何か一つボタンを掛け違えたならばこの場所で倒れていたのは自分だったのかも知れない。
そんな思いが過ぎったからかも知れない。
「……せめて俺くらいはアンタの事を覚えておくよ」
海斗は手を合わせ、冥福を祈る。するとティセもそれを真似するように同じ動作をとる。
モンスターを狩ると決め、甘さを捨てると誓った。
今感じている感傷はもしかすると甘さなのかもしれない。
だがもしそうだったとしても、この気持ちは決して忘れてはいけない気がした。
絶対、地上に戻ってみせる。海斗は決意を新たに未踏の通路を進む。
慎重に慎重に。曲がり角では一度立ち止まり、先を窺いながら。
ダンジョンを一歩一歩進んで行くと、ヤツが再び目の前に現れる――ゴブリンだ。
「……マスター、まだ気付かれてないみたいだけどどうする?」
こちらに背を向け、歩いている小柄な化け物。ティセの言う通り、その姿には警戒心の欠片も感じられない。
緑色の背中を直接目にすると、心にざわめきを感じる。
恐怖や罪悪感。それらが水面に生じたさざなみのように蘇る気配。
胸元に手を当て、軽く目を閉じ深く息を吸い込む。
再び目を開くとティセに頷きで戦闘を行う事を伝え、海斗は姿勢を低くし息を殺す。
まるで獲物を狙うハンターの様に気配をまとい、ゴブリンへとゆっくりと近づいていく。
背後から飛び付くように口元を塞ぎ、小鬼の短刀でゴブリンの首を掻き切る。
赤い華を咲かせたゴブリンは、ビクビクと痙攣したあと声を上げることも出来ずその動きを止めた。
手を離すとドサリと緑の身体が地面に横たわる。
崩れ落ち動かぬ屍を見つめる海斗の目は怜悧な輝きを宿し、油断無く周囲を警戒する。 一度目の時とは違うその姿は、確かな成長を感じさせた。
周囲に敵対者の気配がないことを確認し気を緩める。
危険がないと判断出来た今、気にかかるのは遺体がどのようにしてその痕跡を消すのか、だ。

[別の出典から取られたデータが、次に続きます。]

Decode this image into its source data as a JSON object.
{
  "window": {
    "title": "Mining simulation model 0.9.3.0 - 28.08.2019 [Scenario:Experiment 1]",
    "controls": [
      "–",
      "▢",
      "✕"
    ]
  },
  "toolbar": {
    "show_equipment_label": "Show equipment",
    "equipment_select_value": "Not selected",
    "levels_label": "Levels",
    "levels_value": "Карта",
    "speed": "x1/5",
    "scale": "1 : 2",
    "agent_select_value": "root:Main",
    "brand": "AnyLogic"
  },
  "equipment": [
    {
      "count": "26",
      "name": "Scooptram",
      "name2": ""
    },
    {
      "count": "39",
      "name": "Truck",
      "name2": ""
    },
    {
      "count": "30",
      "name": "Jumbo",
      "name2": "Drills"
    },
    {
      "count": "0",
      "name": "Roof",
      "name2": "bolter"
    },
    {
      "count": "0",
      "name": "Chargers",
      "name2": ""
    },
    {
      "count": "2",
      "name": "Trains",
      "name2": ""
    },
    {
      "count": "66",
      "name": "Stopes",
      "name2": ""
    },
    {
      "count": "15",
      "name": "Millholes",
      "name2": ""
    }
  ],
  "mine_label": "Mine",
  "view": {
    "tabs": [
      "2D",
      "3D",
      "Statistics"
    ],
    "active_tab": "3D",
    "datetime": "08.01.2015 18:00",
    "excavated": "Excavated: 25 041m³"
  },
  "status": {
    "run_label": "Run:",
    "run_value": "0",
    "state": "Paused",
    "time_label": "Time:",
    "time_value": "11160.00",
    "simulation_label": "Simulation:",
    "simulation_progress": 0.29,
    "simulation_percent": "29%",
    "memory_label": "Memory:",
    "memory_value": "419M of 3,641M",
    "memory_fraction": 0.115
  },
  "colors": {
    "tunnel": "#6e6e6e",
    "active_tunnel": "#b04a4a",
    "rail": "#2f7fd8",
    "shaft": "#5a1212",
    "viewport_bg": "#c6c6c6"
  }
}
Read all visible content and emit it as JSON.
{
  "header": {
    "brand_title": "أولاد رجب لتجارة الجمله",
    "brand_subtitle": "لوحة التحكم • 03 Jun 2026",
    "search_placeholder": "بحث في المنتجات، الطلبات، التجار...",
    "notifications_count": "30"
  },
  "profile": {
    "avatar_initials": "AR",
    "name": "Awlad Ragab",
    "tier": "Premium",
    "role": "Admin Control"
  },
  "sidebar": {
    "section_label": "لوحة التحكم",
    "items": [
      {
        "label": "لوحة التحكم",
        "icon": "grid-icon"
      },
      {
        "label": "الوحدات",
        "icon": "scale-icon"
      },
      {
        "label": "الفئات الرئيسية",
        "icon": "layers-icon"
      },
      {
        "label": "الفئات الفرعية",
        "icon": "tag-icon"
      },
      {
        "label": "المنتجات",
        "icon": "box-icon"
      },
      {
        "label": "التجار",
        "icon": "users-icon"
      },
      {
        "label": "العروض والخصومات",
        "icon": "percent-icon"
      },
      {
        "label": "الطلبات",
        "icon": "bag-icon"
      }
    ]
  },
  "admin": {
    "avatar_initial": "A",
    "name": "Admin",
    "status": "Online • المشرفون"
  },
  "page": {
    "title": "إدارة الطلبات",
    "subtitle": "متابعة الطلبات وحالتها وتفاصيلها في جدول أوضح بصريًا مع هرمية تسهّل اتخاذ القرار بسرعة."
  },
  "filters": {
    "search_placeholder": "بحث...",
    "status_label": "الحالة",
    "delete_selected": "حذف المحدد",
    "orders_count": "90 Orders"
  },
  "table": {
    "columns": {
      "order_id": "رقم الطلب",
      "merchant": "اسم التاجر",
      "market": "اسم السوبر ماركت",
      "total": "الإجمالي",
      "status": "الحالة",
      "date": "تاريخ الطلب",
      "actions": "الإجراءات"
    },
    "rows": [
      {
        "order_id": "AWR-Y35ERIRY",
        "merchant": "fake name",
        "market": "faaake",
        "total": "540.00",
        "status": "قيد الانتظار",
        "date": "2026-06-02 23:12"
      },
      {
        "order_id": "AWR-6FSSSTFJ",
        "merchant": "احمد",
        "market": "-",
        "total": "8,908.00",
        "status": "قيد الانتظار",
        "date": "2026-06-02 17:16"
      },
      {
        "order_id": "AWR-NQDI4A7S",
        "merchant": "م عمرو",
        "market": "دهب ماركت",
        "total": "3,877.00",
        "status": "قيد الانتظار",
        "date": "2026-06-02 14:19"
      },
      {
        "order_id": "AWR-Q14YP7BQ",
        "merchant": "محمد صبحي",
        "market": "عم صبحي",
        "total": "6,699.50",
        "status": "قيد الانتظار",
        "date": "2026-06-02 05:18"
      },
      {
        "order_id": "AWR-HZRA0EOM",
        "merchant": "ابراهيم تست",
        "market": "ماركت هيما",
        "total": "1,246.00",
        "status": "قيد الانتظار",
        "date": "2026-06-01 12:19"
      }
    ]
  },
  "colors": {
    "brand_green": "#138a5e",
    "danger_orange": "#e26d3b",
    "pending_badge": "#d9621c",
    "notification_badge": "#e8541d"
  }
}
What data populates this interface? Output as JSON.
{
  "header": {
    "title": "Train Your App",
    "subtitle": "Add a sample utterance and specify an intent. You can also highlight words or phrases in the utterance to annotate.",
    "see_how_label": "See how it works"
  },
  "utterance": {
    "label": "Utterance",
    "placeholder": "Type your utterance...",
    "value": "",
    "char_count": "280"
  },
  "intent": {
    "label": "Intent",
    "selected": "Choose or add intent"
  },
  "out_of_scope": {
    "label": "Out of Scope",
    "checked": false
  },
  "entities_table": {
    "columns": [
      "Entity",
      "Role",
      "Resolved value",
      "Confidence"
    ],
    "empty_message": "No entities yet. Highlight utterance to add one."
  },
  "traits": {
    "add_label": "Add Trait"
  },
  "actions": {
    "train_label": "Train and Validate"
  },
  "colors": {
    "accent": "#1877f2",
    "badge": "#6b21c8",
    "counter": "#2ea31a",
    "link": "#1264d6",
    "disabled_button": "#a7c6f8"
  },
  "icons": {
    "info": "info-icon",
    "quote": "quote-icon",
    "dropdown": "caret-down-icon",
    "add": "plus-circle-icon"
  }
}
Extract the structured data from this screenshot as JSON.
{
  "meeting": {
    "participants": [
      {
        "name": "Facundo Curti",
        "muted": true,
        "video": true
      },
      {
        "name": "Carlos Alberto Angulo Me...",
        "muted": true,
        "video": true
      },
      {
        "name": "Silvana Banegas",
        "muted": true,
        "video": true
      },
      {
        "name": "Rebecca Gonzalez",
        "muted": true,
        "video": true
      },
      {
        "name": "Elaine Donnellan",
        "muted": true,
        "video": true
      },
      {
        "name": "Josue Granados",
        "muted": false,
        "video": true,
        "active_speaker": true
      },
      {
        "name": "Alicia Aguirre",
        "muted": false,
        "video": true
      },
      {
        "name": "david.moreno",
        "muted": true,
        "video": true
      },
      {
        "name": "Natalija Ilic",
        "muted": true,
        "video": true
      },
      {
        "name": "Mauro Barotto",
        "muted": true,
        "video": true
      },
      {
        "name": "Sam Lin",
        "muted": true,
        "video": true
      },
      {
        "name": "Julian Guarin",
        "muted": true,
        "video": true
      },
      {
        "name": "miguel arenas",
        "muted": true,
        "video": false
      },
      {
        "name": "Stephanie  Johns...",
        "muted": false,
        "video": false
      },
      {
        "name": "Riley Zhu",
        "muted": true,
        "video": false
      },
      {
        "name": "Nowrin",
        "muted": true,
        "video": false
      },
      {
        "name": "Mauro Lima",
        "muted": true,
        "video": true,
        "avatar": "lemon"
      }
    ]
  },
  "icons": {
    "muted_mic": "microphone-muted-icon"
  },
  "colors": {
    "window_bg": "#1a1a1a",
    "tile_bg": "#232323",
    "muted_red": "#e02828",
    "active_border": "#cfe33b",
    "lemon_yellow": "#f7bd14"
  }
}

ティセはダンジョンに吸収されると言っていたが、実際にそれを確認してはいない。
疑っている訳ではないが、どうやって消えるのかは知っておきたいところだ。
目の前に意識を戻すと、幻想的な光景に思わず心が奪われる。
――ゴブリンは少しずつ光の粒へと変わり、空気に溶けていく。
淡く儚いその輝きはファンタジー以外の何ものでもない。
「本当にゲームの世界みたいだな……」
思わず口を突いて出た言葉。
一時期流行ったゲームの世界への転生や転移といったエンタメ作品を思い出す。
自分もそんな世界に迷い込んでしまったのではないかと考えてしまう。
ただどちらにした所でこれはゲームやアニメではない、現実だ。
海斗は苦笑いを浮かべると、ティセを伴い歩き出す。浮かんで来た考えを振り切るように探索を再開した。
その後、特に問題もなく順調に探索が進む。
海斗は精神をすり減らす二度の戦闘を経験した。
精神的な疲労は肉体に影響を及ぼすものだ、しかし海斗は疲労を全く感じていなかった。
それどころか、戦いを経る毎に身体が軽くなっている気さえする。
ますますゲームの世界みたいだ。海斗は苦笑いし、その考えを振り払う。
自分で感じている以上に疲れているのかもしれない。
順調過ぎる探索具合に一度休憩を挟んでも良いかもしれないと考える。
足を止めティセに声をかけようとした瞬間――
「いやぁあああああああ!!」
海斗の耳に女性の悲鳴が届いた。
どこか聞き覚えのあるような声。その発生源は近い。
「マスター!!」
「ああ……行くぞティセ!!」
脳裏に姿さえ残さず消え去った犠牲者の姿が浮かび――
海斗は胸元へと飛び込んで来たティセと共に、悲鳴の聞こえた方へと全速力で駆け出した。